La scelta del legislatore riposa sulla valutazione di inapplicabilità al procedimento a carico degli enti del principio di obbligatorietà dell’azione penale di cui all’art. 112 Cost.: infatti, stando ai compilatori, trattandosi di un illecito amministrativo, “non sussiste l’esigenza di controllare il corretto esercizio dell’azione penale da parte del pubblico ministero”. Stando alle parole del legislatore, sarebbe addirittura da ritenere che il controllo gerarchico previsto dall’art. 58 sia quasi un’aggiunta non necessaria. Tuttavia, forte è la critica della dottrina, sottolineandosi che la necessità di un controllo giurisdizionale è ravvisabile nello stretto rapporto con il procedimento penale principale e nell’individuazione ex lege dei casi di archiviazione (infondatezza della notizia, inidoneità degli elementi raccolti a sostenere l’accusa, improcedibilità, estinzione del reato, dell’illecito o della sanzione amministrativa); esso è necessario per garantire una tenuta di effettività del sistema, al fine prevenire scelte discrezionali del pubblico ministero, le quali arrecherebbero un intollerabile pregiudizio al principio generale di uguaglianza.

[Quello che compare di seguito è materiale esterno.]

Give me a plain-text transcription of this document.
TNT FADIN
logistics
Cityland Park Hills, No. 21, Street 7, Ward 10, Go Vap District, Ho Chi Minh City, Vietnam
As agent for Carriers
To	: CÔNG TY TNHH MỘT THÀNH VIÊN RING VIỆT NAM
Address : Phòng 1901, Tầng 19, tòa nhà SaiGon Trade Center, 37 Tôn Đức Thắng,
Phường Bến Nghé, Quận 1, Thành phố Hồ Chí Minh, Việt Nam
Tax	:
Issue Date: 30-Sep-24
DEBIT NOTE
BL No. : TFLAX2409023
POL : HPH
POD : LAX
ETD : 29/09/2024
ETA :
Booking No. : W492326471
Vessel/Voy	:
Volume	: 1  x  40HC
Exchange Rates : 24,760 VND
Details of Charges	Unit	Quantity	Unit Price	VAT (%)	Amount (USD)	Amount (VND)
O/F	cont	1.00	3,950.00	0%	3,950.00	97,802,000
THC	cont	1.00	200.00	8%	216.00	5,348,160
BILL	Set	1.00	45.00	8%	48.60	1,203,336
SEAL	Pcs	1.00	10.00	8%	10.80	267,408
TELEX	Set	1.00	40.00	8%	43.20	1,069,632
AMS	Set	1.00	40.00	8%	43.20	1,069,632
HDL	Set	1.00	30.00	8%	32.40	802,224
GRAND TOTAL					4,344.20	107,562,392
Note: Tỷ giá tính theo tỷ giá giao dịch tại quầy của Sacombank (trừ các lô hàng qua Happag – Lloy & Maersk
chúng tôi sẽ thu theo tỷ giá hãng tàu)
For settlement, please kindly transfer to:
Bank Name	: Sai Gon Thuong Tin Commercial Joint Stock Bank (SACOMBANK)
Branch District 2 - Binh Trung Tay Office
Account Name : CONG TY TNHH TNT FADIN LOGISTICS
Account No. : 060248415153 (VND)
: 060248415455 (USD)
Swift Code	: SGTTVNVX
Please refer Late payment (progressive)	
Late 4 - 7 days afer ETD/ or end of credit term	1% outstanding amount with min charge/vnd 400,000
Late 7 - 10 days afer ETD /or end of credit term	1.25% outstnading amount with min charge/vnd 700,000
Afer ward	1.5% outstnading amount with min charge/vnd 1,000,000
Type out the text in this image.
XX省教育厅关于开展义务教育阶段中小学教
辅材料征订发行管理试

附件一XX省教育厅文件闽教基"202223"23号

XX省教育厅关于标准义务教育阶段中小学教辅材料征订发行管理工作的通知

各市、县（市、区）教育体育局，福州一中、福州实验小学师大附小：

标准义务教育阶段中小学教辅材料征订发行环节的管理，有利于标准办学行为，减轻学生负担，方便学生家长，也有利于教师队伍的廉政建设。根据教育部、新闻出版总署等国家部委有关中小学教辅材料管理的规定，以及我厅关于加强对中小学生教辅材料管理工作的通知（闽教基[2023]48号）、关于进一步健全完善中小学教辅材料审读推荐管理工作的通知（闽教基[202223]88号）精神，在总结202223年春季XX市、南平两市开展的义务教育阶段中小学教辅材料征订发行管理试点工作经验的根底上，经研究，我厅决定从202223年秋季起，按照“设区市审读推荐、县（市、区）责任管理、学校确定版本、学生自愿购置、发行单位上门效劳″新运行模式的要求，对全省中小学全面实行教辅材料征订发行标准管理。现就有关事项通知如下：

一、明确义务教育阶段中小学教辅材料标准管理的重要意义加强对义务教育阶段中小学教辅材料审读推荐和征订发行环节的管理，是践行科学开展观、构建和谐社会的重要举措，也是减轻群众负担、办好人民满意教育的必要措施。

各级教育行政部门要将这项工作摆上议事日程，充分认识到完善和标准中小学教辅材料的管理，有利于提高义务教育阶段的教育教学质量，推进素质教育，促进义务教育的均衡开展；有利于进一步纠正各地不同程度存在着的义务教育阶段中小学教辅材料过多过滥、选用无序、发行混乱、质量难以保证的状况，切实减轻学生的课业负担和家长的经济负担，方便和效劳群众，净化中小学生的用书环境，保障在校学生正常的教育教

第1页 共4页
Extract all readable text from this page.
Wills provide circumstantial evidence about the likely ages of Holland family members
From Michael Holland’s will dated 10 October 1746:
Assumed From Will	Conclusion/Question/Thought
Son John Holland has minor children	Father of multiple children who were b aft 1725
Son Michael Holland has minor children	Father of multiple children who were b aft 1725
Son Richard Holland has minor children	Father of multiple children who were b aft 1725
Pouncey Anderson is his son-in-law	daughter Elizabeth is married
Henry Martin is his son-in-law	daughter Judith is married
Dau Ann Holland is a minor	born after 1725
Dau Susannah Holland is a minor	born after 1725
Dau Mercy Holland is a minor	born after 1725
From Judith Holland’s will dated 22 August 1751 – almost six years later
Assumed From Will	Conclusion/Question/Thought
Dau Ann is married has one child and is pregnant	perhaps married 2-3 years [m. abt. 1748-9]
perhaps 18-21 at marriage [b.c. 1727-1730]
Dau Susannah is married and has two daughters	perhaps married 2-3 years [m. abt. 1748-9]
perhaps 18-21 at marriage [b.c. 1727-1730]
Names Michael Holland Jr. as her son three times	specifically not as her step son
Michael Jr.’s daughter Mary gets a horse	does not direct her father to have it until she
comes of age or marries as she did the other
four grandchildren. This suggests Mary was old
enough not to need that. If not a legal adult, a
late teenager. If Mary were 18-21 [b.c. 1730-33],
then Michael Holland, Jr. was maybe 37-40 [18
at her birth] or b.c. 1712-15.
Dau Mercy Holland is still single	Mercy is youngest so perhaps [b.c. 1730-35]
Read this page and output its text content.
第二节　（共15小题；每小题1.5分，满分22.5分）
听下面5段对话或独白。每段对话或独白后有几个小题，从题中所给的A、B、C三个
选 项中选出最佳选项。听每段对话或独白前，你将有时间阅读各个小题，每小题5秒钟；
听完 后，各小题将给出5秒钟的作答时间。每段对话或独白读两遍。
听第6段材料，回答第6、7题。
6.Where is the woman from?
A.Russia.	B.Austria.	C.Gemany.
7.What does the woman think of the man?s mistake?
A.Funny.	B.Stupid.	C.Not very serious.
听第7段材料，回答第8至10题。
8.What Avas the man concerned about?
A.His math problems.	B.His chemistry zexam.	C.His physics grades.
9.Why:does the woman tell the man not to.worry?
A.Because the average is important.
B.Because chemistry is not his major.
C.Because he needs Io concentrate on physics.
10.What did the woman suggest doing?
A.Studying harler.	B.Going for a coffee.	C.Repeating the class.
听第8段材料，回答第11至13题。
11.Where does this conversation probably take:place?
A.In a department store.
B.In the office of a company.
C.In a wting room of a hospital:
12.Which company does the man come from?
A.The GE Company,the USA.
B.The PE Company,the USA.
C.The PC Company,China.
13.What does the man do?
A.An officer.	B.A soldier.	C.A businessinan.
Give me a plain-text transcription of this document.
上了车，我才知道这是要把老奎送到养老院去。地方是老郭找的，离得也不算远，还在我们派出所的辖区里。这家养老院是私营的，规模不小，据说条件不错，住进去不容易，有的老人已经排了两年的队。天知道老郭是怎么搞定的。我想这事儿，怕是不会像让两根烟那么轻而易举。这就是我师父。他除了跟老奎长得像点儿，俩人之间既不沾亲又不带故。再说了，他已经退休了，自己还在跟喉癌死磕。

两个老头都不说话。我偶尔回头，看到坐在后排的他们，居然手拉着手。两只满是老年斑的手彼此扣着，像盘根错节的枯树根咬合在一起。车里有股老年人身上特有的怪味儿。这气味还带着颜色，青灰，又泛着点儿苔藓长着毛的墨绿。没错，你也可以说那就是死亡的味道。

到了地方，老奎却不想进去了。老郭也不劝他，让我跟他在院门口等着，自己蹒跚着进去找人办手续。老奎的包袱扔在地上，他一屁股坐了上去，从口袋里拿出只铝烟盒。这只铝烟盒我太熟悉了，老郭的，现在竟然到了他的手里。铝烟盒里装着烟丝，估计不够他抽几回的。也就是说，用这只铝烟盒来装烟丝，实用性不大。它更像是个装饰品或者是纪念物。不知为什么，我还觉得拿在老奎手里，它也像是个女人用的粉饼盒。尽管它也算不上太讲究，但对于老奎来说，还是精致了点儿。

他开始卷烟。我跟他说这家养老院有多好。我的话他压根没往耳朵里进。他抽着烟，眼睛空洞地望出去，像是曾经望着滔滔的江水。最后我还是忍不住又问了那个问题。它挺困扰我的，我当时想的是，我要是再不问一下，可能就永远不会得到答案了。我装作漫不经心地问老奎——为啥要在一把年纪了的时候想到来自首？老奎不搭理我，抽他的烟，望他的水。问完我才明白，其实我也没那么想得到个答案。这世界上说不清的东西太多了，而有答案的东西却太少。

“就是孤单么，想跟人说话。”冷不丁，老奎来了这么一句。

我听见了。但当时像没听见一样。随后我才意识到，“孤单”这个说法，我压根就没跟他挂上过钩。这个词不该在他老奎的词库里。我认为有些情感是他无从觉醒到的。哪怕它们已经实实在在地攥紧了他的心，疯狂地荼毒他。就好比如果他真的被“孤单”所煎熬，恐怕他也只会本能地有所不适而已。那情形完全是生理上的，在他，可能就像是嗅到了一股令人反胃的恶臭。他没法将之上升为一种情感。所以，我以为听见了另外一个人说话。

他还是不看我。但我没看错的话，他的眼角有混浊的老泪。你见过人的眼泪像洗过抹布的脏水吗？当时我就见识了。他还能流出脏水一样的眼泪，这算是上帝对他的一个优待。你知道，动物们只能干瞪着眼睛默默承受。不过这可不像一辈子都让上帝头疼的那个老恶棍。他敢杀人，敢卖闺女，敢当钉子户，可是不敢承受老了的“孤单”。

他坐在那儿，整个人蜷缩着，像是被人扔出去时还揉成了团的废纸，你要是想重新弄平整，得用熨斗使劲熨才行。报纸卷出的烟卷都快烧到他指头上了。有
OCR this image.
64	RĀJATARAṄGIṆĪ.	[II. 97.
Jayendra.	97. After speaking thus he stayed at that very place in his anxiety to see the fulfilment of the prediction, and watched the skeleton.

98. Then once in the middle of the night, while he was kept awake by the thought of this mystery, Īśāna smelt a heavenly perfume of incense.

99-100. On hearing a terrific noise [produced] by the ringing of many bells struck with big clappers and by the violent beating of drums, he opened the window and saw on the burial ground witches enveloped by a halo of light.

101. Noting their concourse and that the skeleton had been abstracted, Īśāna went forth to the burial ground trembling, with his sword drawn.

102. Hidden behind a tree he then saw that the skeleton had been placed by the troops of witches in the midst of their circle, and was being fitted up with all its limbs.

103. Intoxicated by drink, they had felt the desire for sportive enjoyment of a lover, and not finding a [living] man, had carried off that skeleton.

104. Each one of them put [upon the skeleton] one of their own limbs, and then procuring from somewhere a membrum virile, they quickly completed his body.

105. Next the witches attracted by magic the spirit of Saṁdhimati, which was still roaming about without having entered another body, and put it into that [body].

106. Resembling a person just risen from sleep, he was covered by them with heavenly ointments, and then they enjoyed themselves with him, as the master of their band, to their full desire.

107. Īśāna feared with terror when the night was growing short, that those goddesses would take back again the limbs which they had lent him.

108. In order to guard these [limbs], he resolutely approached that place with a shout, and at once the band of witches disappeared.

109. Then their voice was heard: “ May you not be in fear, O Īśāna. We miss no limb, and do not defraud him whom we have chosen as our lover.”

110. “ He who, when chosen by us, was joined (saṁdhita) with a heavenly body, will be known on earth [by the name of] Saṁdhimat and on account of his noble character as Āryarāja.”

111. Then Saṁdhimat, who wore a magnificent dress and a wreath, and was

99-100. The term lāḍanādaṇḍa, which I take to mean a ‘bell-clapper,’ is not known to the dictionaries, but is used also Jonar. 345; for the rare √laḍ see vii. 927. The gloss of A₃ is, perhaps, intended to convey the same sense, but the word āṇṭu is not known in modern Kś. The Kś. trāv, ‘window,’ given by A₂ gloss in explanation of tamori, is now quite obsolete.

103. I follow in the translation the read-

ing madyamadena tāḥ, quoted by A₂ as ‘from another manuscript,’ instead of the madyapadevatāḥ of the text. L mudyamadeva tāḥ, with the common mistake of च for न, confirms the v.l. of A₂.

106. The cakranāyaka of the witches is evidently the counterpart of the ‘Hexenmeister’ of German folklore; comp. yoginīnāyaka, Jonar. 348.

Il pericolo per la tenuta dei principi di legalità e uguaglianza non sarebbe idoneamente neutralizzato dalla previsione di un blando controllo gerarchico.

Altri profili problematici relativamente alla unilateralità del decreto di archiviazione riguardano il rapporto con la revoca delle misure cautelari e con la disciplina della riapertura delle indagini: quanto alla prima questione, dalla lettura degli art. 47 e 50, si ricava che il provvedimento di revoca della misura cautelare dovrebbe essere sempre disposto dal giudice; tuttavia, lo stesso effetto caducatorio conseguirebbe alla decisione di archiviazione del pubblico ministero. Ciononostante, si tratta più di un cavillo formalistico che una questione realmente problematica, atteso che si sostanzia comunque in un favor per l’indagato sottoposto a misura cautelare.

Quanto al rapporto della disciplina contenuta nell’art. 58 con quella della riapertura delle indagini motivata dall’esigenza di nuove investigazioni, sorge l’interrogativo circa la sussistenza di qualche vincolo all’iniziativa del pubblico ministero. Data la chiara opzione del legislatore, pare ovvia la conclusione che nessun tipo di controllo giurisdizionale può essere posto a tale iniziativa del pubblico ministero. Ci si potrebbe allora chiedere se fosse possibile ipotizzare un controllo gerarchico a tale iniziativa: tuttavia, esso sarebbe comunque ineffettivo, data l’impossibilità di prevedere una qualche preclusione sul piano procedimentale all’iniziativa irrituale del PM in tal senso. Di conseguenza, il vuoto normativo lasciato in tale ambito, unitamente alla libertà sostanzialmente lasciata al pubblico ministero ex art. 58, consente a quest’ultimo di impiegare elusivamente lo strumento dell’archiviazione, consentendogli di sottrarsi al vincolo temporale stabilito dall’art. 56 e di continuare a tempo indeterminato la sua informale attività di ricerca.

Tale disciplina dell’archiviazione unilaterale, sottoposta a un mero controllo gerarchico, ha contribuito ad instaurare l’idea della sostanziale libertà dell’organo dell’accusa nel perseguire o meno un determinato illecito amministrativo, lasciandogli la libertà di stabilire le regole di politica criminale, determinando la presenza di un numero oscuro all’interno delle statistiche giudiziarie, con riguardo a quegli illeciti che vengono sistematicamente ignorati dalle procure. Al riguardo, osservando i dati provenienti dalla Procura della Repubblica presso il tribunale di Milano, ufficio tra quelli più all’avanguardia nell’applicazione del corpus, si può notare che le iscrizioni di illeciti amministrativi in corrispondenza a quelle dei relativi reati-presupposto sono solo il 10%, con uno spread del 90% che sostanzia la cifra grigia che inficia le statistiche di efficienza degli apparati giudiziari.